Measure project management performance from two perspectives.

B

Blake 20

Is there any way to signify/note when the plan itself has been
updated/changed (without baselining of the projects)?

Objective:
Need to have a way to measure project management performance from two
perspectives.

The external perspective from the client/cutomer is related to any changes
that occur to the "finish date".
The internal perspective from a Project Office would be towards changes in
the plan that may impact resource allocation.
 
A

Anybody

BlakeK --

You can probably address your need through the use of methodologies and
processes. Prior to beginning the actual work on any progress, the PM
should make sure that he/she has baselined the entire project to capture the
original state of the plan. When project execution begins, your methodology
could be something like this:

When a PM adds one or more new tasks to the project, he/she should baseline
ONLY the new tasks and should not roll up the baseline values to any summary
tasks. Doing so will allow a baseline to be captured for the new tasks, but
will still show the new tasks as variance to the project.

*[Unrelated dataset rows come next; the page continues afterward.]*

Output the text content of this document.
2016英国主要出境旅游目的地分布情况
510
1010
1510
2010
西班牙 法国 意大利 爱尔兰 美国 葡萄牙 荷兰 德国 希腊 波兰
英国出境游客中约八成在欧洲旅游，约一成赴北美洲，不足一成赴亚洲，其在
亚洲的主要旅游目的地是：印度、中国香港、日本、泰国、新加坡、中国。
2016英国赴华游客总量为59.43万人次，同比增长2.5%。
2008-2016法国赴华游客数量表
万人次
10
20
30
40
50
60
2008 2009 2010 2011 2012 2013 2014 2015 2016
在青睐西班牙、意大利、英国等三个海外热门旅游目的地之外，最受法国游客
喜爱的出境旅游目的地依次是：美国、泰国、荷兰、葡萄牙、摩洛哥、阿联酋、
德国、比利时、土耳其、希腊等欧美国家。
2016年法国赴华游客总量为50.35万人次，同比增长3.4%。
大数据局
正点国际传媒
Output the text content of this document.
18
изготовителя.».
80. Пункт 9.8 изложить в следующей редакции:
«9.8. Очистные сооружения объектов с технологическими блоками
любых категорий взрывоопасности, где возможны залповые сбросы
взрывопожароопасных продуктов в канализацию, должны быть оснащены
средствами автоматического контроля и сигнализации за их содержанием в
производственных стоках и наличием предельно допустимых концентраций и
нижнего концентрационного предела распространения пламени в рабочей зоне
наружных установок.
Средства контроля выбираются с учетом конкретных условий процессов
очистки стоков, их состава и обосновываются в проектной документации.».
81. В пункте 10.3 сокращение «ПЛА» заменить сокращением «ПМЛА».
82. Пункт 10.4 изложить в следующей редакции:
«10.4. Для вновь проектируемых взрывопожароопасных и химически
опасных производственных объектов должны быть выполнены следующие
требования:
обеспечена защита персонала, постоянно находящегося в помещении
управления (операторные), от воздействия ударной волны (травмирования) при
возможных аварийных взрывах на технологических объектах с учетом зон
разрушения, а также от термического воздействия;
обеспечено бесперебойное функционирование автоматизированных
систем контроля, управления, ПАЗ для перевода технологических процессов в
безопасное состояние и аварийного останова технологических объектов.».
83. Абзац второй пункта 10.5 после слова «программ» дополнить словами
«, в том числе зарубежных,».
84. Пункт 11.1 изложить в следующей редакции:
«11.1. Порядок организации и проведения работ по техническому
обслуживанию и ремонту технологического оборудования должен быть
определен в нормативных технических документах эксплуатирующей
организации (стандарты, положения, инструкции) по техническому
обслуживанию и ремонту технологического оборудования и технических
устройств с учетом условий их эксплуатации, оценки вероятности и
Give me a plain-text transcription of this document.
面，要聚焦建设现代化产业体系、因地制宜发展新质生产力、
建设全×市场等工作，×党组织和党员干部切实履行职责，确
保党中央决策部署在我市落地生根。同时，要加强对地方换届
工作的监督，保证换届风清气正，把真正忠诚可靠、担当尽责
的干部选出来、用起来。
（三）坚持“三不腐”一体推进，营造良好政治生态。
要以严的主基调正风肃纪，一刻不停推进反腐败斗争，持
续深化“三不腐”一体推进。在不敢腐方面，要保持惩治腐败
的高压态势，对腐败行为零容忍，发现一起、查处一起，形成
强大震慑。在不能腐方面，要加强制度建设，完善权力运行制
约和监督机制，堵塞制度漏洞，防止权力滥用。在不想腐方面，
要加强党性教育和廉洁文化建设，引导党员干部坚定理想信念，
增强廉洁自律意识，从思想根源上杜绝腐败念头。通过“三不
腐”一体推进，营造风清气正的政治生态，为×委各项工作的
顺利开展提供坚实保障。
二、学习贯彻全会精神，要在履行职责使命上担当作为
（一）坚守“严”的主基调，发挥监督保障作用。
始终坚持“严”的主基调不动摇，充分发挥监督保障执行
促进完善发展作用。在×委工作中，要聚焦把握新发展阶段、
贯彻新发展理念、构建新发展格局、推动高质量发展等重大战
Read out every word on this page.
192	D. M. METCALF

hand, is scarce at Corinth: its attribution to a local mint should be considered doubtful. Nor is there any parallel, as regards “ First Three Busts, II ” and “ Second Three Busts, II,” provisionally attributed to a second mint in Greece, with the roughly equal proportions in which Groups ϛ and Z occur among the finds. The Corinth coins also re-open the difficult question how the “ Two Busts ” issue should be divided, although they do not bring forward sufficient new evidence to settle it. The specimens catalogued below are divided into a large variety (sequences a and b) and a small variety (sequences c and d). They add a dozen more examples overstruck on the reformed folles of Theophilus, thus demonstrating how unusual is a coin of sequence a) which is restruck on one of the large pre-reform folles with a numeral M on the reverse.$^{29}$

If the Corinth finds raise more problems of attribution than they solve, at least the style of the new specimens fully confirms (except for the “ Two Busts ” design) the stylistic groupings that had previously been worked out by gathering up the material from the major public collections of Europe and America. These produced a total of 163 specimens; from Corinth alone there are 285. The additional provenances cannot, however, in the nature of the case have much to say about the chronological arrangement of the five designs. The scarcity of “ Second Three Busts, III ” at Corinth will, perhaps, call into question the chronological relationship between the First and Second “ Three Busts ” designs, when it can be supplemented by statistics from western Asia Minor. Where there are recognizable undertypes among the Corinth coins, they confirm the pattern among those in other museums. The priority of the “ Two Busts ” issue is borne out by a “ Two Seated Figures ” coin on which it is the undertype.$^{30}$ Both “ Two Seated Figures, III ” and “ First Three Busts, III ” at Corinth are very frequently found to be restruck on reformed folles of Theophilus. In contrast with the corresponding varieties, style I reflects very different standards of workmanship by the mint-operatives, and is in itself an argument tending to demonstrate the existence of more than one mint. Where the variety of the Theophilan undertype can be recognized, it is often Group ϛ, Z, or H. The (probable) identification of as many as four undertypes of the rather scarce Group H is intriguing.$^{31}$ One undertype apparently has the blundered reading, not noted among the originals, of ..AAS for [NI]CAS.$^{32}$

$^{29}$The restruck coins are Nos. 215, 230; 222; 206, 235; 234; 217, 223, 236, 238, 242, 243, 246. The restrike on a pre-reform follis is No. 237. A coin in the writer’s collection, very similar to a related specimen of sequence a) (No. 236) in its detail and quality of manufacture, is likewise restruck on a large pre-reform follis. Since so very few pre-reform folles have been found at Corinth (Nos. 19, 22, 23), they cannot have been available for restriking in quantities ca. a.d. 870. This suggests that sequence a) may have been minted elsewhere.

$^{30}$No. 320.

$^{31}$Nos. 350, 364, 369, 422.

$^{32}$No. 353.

When a PM adds one or more new tasks to the project, he/she should also add
a Note to each new task indicated the date it was added, the reason it was
added, and any other information relevant to the new task (including who
made the change request, even if the client made the request). In addition,
he/she could even format the tasks or Gantt bars in a different color to
indicate they were additional tasks after the project was baselined. This
tasks will be easy to spot in the project, therefore.

Just some thoughts. Hope this helps.